Does it make sense for them to do that? Not at this point, but maybe one day the two fire genasi will go to seek powerful allies to help them. Maybe my artificer want to go explore Mechanus to help him solve a crafting problem. I have given them the tools to do this and, as a DM, I will be proud when they use the tools they have to solve a problem. But also exasperated because how was I supposed to prep for this?
I am one of the lucky ones, my group plays often (mostly twice a week)! We usually have two on-going campaigns so I only run one session a week but when the other DM gets too busy, I run both. I consider myself to be a novice DM still. This is my second fully homebrewed campaign and my first where the group is fully invested. It means that I have a LOT of prep work to do.
So how do you plan for 8-10 hours of play a week when your players could go anywhere? This is the blessing and the curse of cooperative storytelling. I have found that the most useful places to spend prep time are:
- Key things they find: structures, random or story encounters, locations of important loot
- People they meet: groups of people they can call allies, persistent villains who are following them, people to flesh the world out who have their own individual problems that the players can solve or ignore
- Villain and NPC actions: What is everyone else up to? What does that look like to the players? What’s a reasonable timeline for these things to happen at? When should this NPC write a letter to the players with an important clue and when should it be delivered?
Because I’m spending so much time on those things, things I don’t prep and therefore must improvise like random loot, night encounters, books in the library, etc. I also do not pre-plan DCs. I might get some judgement for this, but if my players are having fun that’s what matters to me. I don’t have the time to plan out if that random locked door is a DC 12 or 15 to pick the lock. If they fail the DC by one point does that still mean they utterly fail? Am I willing to halt play while they hmm and haw about trying to find a way into a door?
This is where I have stolen an idea from the game design system “Powered by the Apocalypse.” In this system the keeper makes no rolls. Instead, they respond to the roll the player has made with a “move.” If the players have utterly failed, the keeper makes a “hard move.” If the players have slightly failed, the keeper makes a “soft move.” A hard move would involve a major inconvenience or damage being applied to the character. It might cost them time in a rushed scenario, it might give the BBEG information they previously didn’t have, or it might mean they alert an entire dungeon to their presence. A soft move would be a minor inconvenience but something that could be overcome. The lock pick breaks, the chest they saw behind the door through the keyhole was a mimic, the person they were interrogating tells them an easily discernible lie. Importantly, the failure does not halt player progress, it just introduces a new factor.

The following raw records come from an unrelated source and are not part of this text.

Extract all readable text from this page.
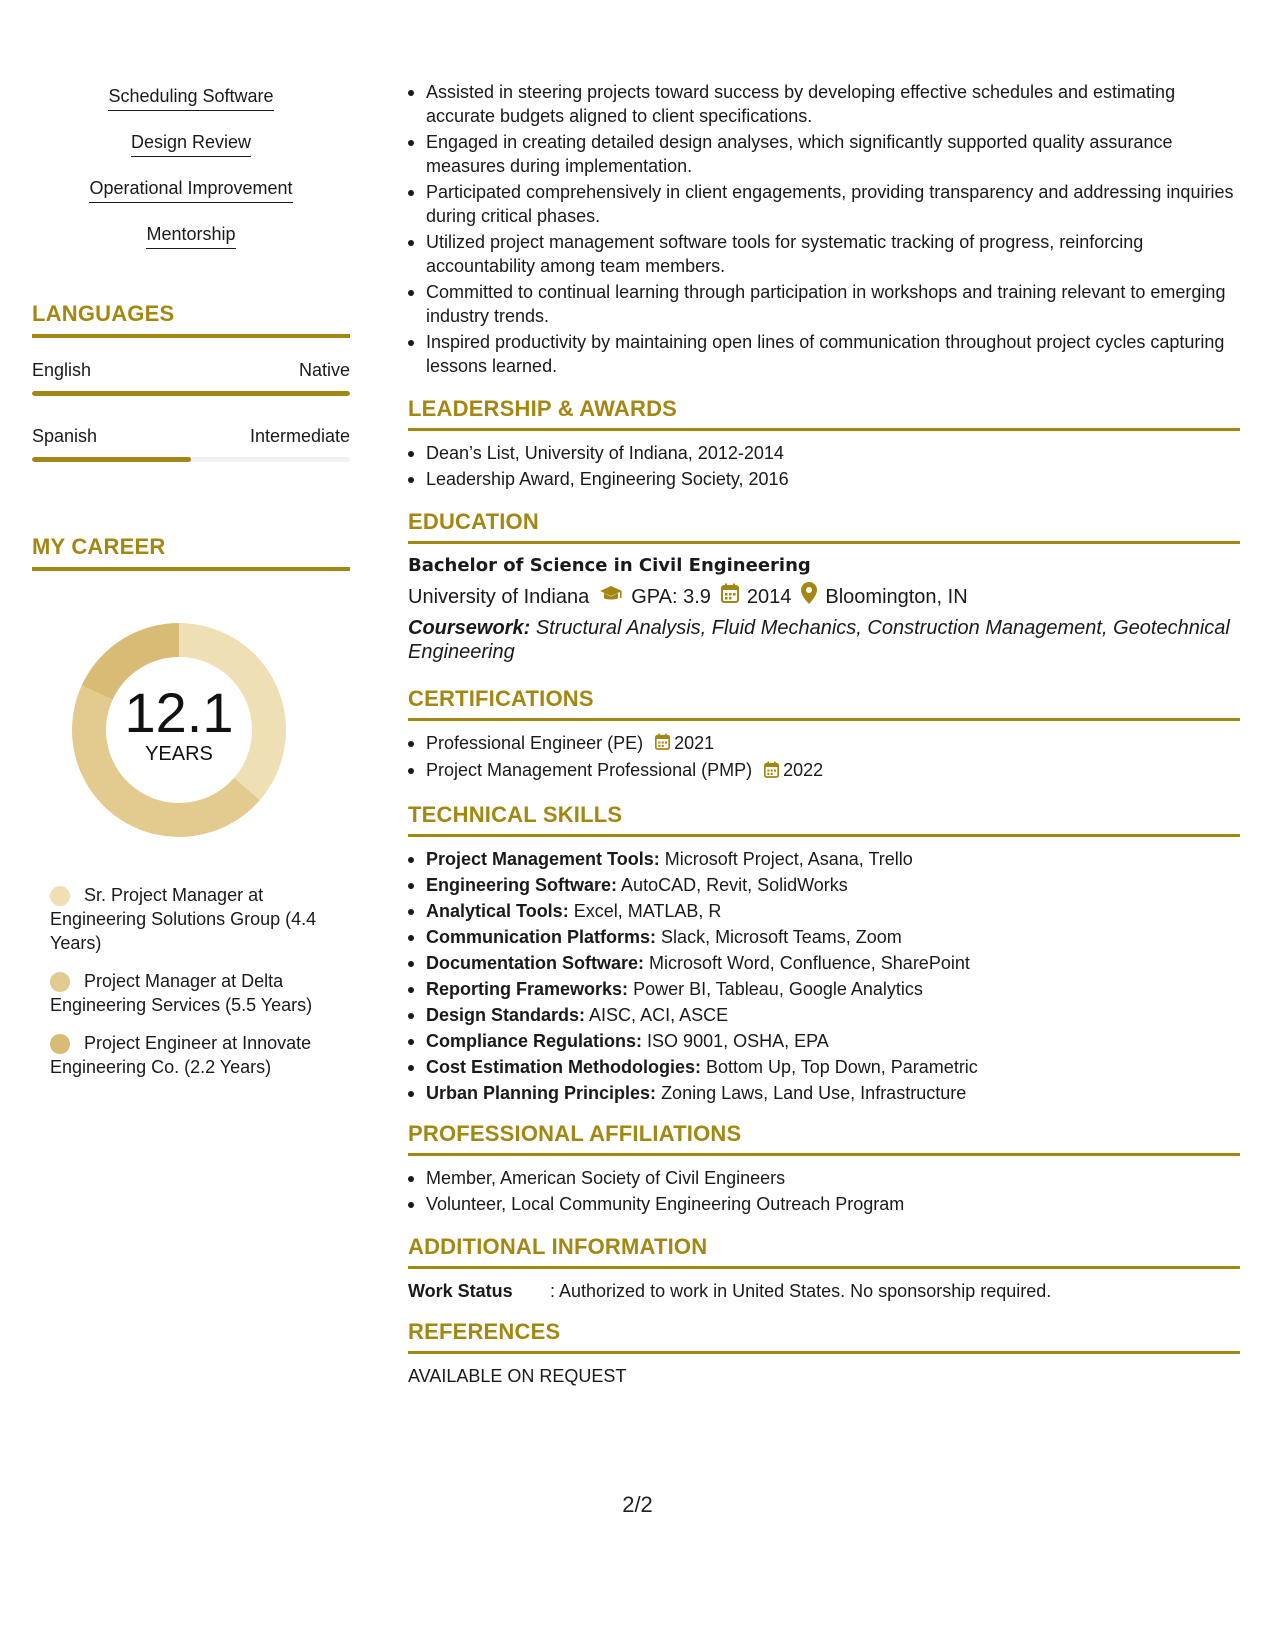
Scheduling Software
Design Review
Operational Improvement
Mentorship
LANGUAGES
English	Native
Spanish	Intermediate
MY CAREER
12.1
YEARS
Sr. Project Manager at Engineering Solutions Group (4.4 Years)
Project Manager at Delta Engineering Services (5.5 Years)
Project Engineer at Innovate Engineering Co. (2.2 Years)
Assisted in steering projects toward success by developing effective schedules and estimating accurate budgets aligned to client specifications.
Engaged in creating detailed design analyses, which significantly supported quality assurance measures during implementation.
Participated comprehensively in client engagements, providing transparency and addressing inquiries during critical phases.
Utilized project management software tools for systematic tracking of progress, reinforcing accountability among team members.
Committed to continual learning through participation in workshops and training relevant to emerging industry trends.
Inspired productivity by maintaining open lines of communication throughout project cycles capturing lessons learned.
LEADERSHIP & AWARDS
Dean’s List, University of Indiana, 2012-2014
Leadership Award, Engineering Society, 2016
EDUCATION
Bachelor of Science in Civil Engineering
University of Indiana GPA: 3.9 2014 Bloomington, IN
Coursework: Structural Analysis, Fluid Mechanics, Construction Management, Geotechnical Engineering
CERTIFICATIONS
Professional Engineer (PE) 2021
Project Management Professional (PMP) 2022
TECHNICAL SKILLS
Project Management Tools: Microsoft Project, Asana, Trello
Engineering Software: AutoCAD, Revit, SolidWorks
Analytical Tools: Excel, MATLAB, R
Communication Platforms: Slack, Microsoft Teams, Zoom
Documentation Software: Microsoft Word, Confluence, SharePoint
Reporting Frameworks: Power BI, Tableau, Google Analytics
Design Standards: AISC, ACI, ASCE
Compliance Regulations: ISO 9001, OSHA, EPA
Cost Estimation Methodologies: Bottom Up, Top Down, Parametric
Urban Planning Principles: Zoning Laws, Land Use, Infrastructure
PROFESSIONAL AFFILIATIONS
Member, American Society of Civil Engineers
Volunteer, Local Community Engineering Outreach Program
ADDITIONAL INFORMATION
Work Status	: Authorized to work in United States. No sponsorship required.
REFERENCES
AVAILABLE ON REQUEST
2/2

Let’s put this in context with our locked door. My players find a locked door. Normal DC rules say that an easy challenge is overcome at DC 5-10, a moderate challenge is between DC 10-15, a hard challenge is between DC 15-20, and so on. Assuming we aren’t in the villain’s hideout and all their plans are behind that locked door, it won’t be a formidable challenge. So my player approached the door with their thieves tools and rolls a 5. Using DnD rules, the door is still locked and the players look around the table, shrug, and say “I’ll help you by pouring acid on the hinges” and the player rolls again. It halts play while they think of ways to pry open this door and beg me for the opportunity to roll again. Using the Apocalypse rules, play continues but the DM takes a hard move. “You fiddle with the lock, finally popping it open to find the door had been trapped with a poison cloud, make a constitution saving throw.”
On the other hand, if my players come across that locked door and roll extremely well they might not only find what I had planned to be behind the door. There might be extra loot, a clue to something relevant, or something that will help them survive the next upcoming challenge. I’ve made the moves a two-way street. It’s no longer pass or fail it’s degrees of success.
One caveat is that I don’t use moves to punish my players for poor rolls in battle. I use the monster stat block DCs for battle and they pass or fail as regular rules. I use the moves to respond to their rolls and flavour the world around them. The player with the lowest nightly perception check doesn’t see the old woman walking up to their camp, the person with the worst athletics check takes the longest to swim across the river. I have too many things to prep and plan that planning specific challenges with specific DCs gets lost—especially if they go somewhere unexpected.
What things have you taken from other system to improve your play? How did you incorporate it?